Lockwood sighed unhappily. “Fine, don’t call me. I’ll call you.”

“Remember, I believe in you,” the voice was saying seductively as Lockwood disconnected.

He kept writing through the years. The thin notebook in his shirt pocket was full of tantalizing beginnings and provocative themes. He rose at four in the morning and sat at his desk until it was time to go to work as a copywriter at the Freidl and Perez advertising agency.

In the dark misty mornings, the fog from the sea crawled inland. It softened the silhouette of the hills and seemed to carry the sounds of the waves crashing on the rocks. Lockwood thought of it as the dreamer’s time, the moment for poetry, the space of the imagination. After a cup of strong French roast and a slice of baguette spread with Bonne Maman strawberry jam, he would open the small window beside his table and let in a rush of air, imagining he could smell the tide’s deposits of weeds and mollusks and rotting driftwood.

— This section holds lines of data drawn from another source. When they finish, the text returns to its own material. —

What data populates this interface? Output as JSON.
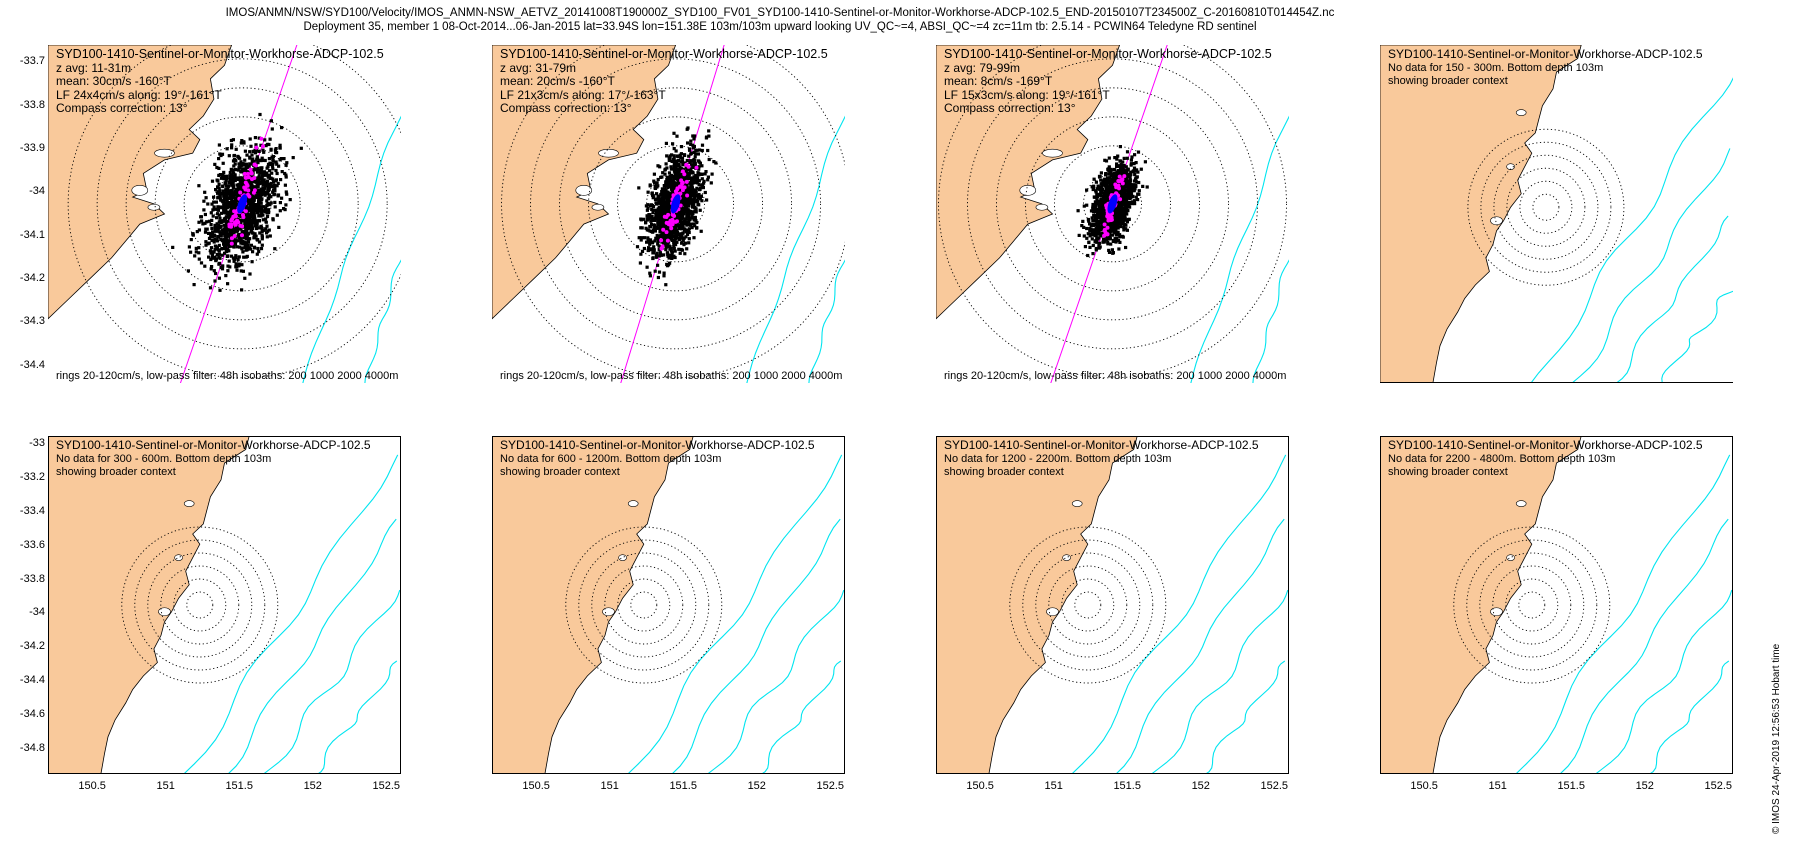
{
  "title_line1": "IMOS/ANMN/NSW/SYD100/Velocity/IMOS_ANMN-NSW_AETVZ_20141008T190000Z_SYD100_FV01_SYD100-1410-Sentinel-or-Monitor-Workhorse-ADCP-102.5_END-20150107T234500Z_C-20160810T014454Z.nc",
  "title_line2": "Deployment 35, member 1 08-Oct-2014...06-Jan-2015 lat=33.94S lon=151.38E 103m/103m upward looking UV_QC~=4, ABSI_QC~=4 zc=11m tb: 2.5.14 - PCWIN64 Teledyne RD sentinel",
  "side_note": "© IMOS 24-Apr-2019 12:56:53 Hobart time",
  "colors": {
    "land": "#F9C99B",
    "isobath": "#00E5F0",
    "scatter": "#000000",
    "lowpass": "#FF00FF",
    "mean": "#0000FF",
    "principal_axis": "#FF00FF"
  },
  "chart_data": [
    {
      "type": "scatter",
      "title": "SYD100-1410-Sentinel-or-Monitor-Workhorse-ADCP-102.5",
      "lines": [
        "z avg: 11-31m",
        "mean: 30cm/s -160°T",
        "LF 24x4cm/s along: 19°/-161°T",
        "Compass correction: 13°"
      ],
      "footer": "rings 20-120cm/s, low-pass filter: 48h isobaths: 200 1000 2000 4000m",
      "xlim": [
        150.2,
        152.6
      ],
      "ylim": [
        -34.44,
        -33.66
      ],
      "yticks": [
        "-33.7",
        "-33.8",
        "-33.9",
        "-34",
        "-34.1",
        "-34.2",
        "-34.3",
        "-34.4"
      ],
      "yticks_values": [
        -33.7,
        -33.8,
        -33.9,
        -34,
        -34.1,
        -34.2,
        -34.3,
        -34.4
      ],
      "xticks": [],
      "xticks_values": [],
      "rings_cm_s": [
        20,
        40,
        60,
        80,
        100,
        120
      ],
      "center": [
        151.38,
        -33.94
      ],
      "mean_velocity": {
        "speed_cm_s": 30,
        "direction_degT": -160
      },
      "principal_axis_degT": 19,
      "spread_cm_s": [
        24,
        4
      ],
      "isobaths_m": [
        200,
        1000,
        2000,
        4000
      ],
      "has_data": true
    },
    {
      "type": "scatter",
      "title": "SYD100-1410-Sentinel-or-Monitor-Workhorse-ADCP-102.5",
      "lines": [
        "z avg: 31-79m",
        "mean: 20cm/s -160°T",
        "LF 21x3cm/s along: 17°/-163°T",
        "Compass correction: 13°"
      ],
      "footer": "rings 20-120cm/s, low-pass filter: 48h isobaths: 200 1000 2000 4000m",
      "xlim": [
        150.2,
        152.6
      ],
      "ylim": [
        -34.44,
        -33.66
      ],
      "yticks": [],
      "yticks_values": [],
      "xticks": [],
      "xticks_values": [],
      "rings_cm_s": [
        20,
        40,
        60,
        80,
        100,
        120
      ],
      "center": [
        151.38,
        -33.94
      ],
      "mean_velocity": {
        "speed_cm_s": 20,
        "direction_degT": -160
      },
      "principal_axis_degT": 17,
      "spread_cm_s": [
        21,
        3
      ],
      "isobaths_m": [
        200,
        1000,
        2000,
        4000
      ],
      "has_data": true
    },
    {
      "type": "scatter",
      "title": "SYD100-1410-Sentinel-or-Monitor-Workhorse-ADCP-102.5",
      "lines": [
        "z avg: 79-99m",
        "mean: 8cm/s -169°T",
        "LF 15x3cm/s along: 19°/-161°T",
        "Compass correction: 13°"
      ],
      "footer": "rings 20-120cm/s, low-pass filter: 48h isobaths: 200 1000 2000 4000m",
      "xlim": [
        150.2,
        152.6
      ],
      "ylim": [
        -34.44,
        -33.66
      ],
      "yticks": [],
      "yticks_values": [],
      "xticks": [],
      "xticks_values": [],
      "rings_cm_s": [
        20,
        40,
        60,
        80,
        100,
        120
      ],
      "center": [
        151.38,
        -33.94
      ],
      "mean_velocity": {
        "speed_cm_s": 8,
        "direction_degT": -169
      },
      "principal_axis_degT": 19,
      "spread_cm_s": [
        15,
        3
      ],
      "isobaths_m": [
        200,
        1000,
        2000,
        4000
      ],
      "has_data": true
    },
    {
      "type": "scatter",
      "title": "SYD100-1410-Sentinel-or-Monitor-Workhorse-ADCP-102.5",
      "lines": [
        "No data for 150 - 300m. Bottom depth 103m",
        "showing broader context"
      ],
      "footer": "",
      "xlim": [
        150.2,
        152.6
      ],
      "ylim": [
        -34.44,
        -33.66
      ],
      "yticks": [],
      "yticks_values": [],
      "xticks": [],
      "xticks_values": [],
      "rings_count": 6,
      "center": [
        151.38,
        -33.94
      ],
      "isobaths_m": [
        200,
        1000,
        2000,
        4000
      ],
      "has_data": false
    },
    {
      "type": "scatter",
      "title": "SYD100-1410-Sentinel-or-Monitor-Workhorse-ADCP-102.5",
      "lines": [
        "No data for 300 - 600m. Bottom depth 103m",
        "showing broader context"
      ],
      "footer": "",
      "xlim": [
        150.2,
        152.6
      ],
      "ylim": [
        -34.95,
        -32.95
      ],
      "yticks": [
        "-33",
        "-33.2",
        "-33.4",
        "-33.6",
        "-33.8",
        "-34",
        "-34.2",
        "-34.4",
        "-34.6",
        "-34.8"
      ],
      "yticks_values": [
        -33,
        -33.2,
        -33.4,
        -33.6,
        -33.8,
        -34,
        -34.2,
        -34.4,
        -34.6,
        -34.8
      ],
      "xticks": [
        "150.5",
        "151",
        "151.5",
        "152",
        "152.5"
      ],
      "xticks_values": [
        150.5,
        151,
        151.5,
        152,
        152.5
      ],
      "rings_count": 6,
      "center": [
        151.38,
        -33.94
      ],
      "isobaths_m": [
        200,
        1000,
        2000,
        4000
      ],
      "has_data": false
    },
    {
      "type": "scatter",
      "title": "SYD100-1410-Sentinel-or-Monitor-Workhorse-ADCP-102.5",
      "lines": [
        "No data for 600 - 1200m. Bottom depth 103m",
        "showing broader context"
      ],
      "footer": "",
      "xlim": [
        150.2,
        152.6
      ],
      "ylim": [
        -34.95,
        -32.95
      ],
      "yticks": [],
      "yticks_values": [],
      "xticks": [
        "150.5",
        "151",
        "151.5",
        "152",
        "152.5"
      ],
      "xticks_values": [
        150.5,
        151,
        151.5,
        152,
        152.5
      ],
      "rings_count": 6,
      "center": [
        151.38,
        -33.94
      ],
      "isobaths_m": [
        200,
        1000,
        2000,
        4000
      ],
      "has_data": false
    },
    {
      "type": "scatter",
      "title": "SYD100-1410-Sentinel-or-Monitor-Workhorse-ADCP-102.5",
      "lines": [
        "No data for 1200 - 2200m. Bottom depth 103m",
        "showing broader context"
      ],
      "footer": "",
      "xlim": [
        150.2,
        152.6
      ],
      "ylim": [
        -34.95,
        -32.95
      ],
      "yticks": [],
      "yticks_values": [],
      "xticks": [
        "150.5",
        "151",
        "151.5",
        "152",
        "152.5"
      ],
      "xticks_values": [
        150.5,
        151,
        151.5,
        152,
        152.5
      ],
      "rings_count": 6,
      "center": [
        151.38,
        -33.94
      ],
      "isobaths_m": [
        200,
        1000,
        2000,
        4000
      ],
      "has_data": false
    },
    {
      "type": "scatter",
      "title": "SYD100-1410-Sentinel-or-Monitor-Workhorse-ADCP-102.5",
      "lines": [
        "No data for 2200 - 4800m. Bottom depth 103m",
        "showing broader context"
      ],
      "footer": "",
      "xlim": [
        150.2,
        152.6
      ],
      "ylim": [
        -34.95,
        -32.95
      ],
      "yticks": [],
      "yticks_values": [],
      "xticks": [
        "150.5",
        "151",
        "151.5",
        "152",
        "152.5"
      ],
      "xticks_values": [
        150.5,
        151,
        151.5,
        152,
        152.5
      ],
      "rings_count": 6,
      "center": [
        151.38,
        -33.94
      ],
      "isobaths_m": [
        200,
        1000,
        2000,
        4000
      ],
      "has_data": false
    }
  ]
}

Brimming over with the warm well-being that came to him for doing the virtuous thing, for getting up in the morning, for doing the important work of his life first, Lockwood would prepare to write: three deep breaths. Ten fingers wriggle above the keyboard like hungry baby snakes. The back is straight for attack. The gift that goes unused will atrophy. He writes in order to write. Write first, think later. Appease the unseen reader. Hands up! Your words or your life. If the Muse betrays you, shoot the bitch. He considers the possibility that the 72,349 words of Two Loaves may be all he was born with—the cool sparks from two happy planets rubbing against each other during a cosmic nanosecond back there at the Workshop in the middle of the corny prairie, in his very own Year of Great Promise. He buries the thought. Somewhere there are reserves that can still be tapped, like the last precious organ cells that keep an anorexic alive.

“Who are you talking to, anyway?” Claire calls up again. “Your dinner’s getting cold.”

He waits until he is seated at the table. The steam from a bowl of pea soup clouds his glasses. “She’s dead, Claire. I can’t get over the reality that she’s gone.”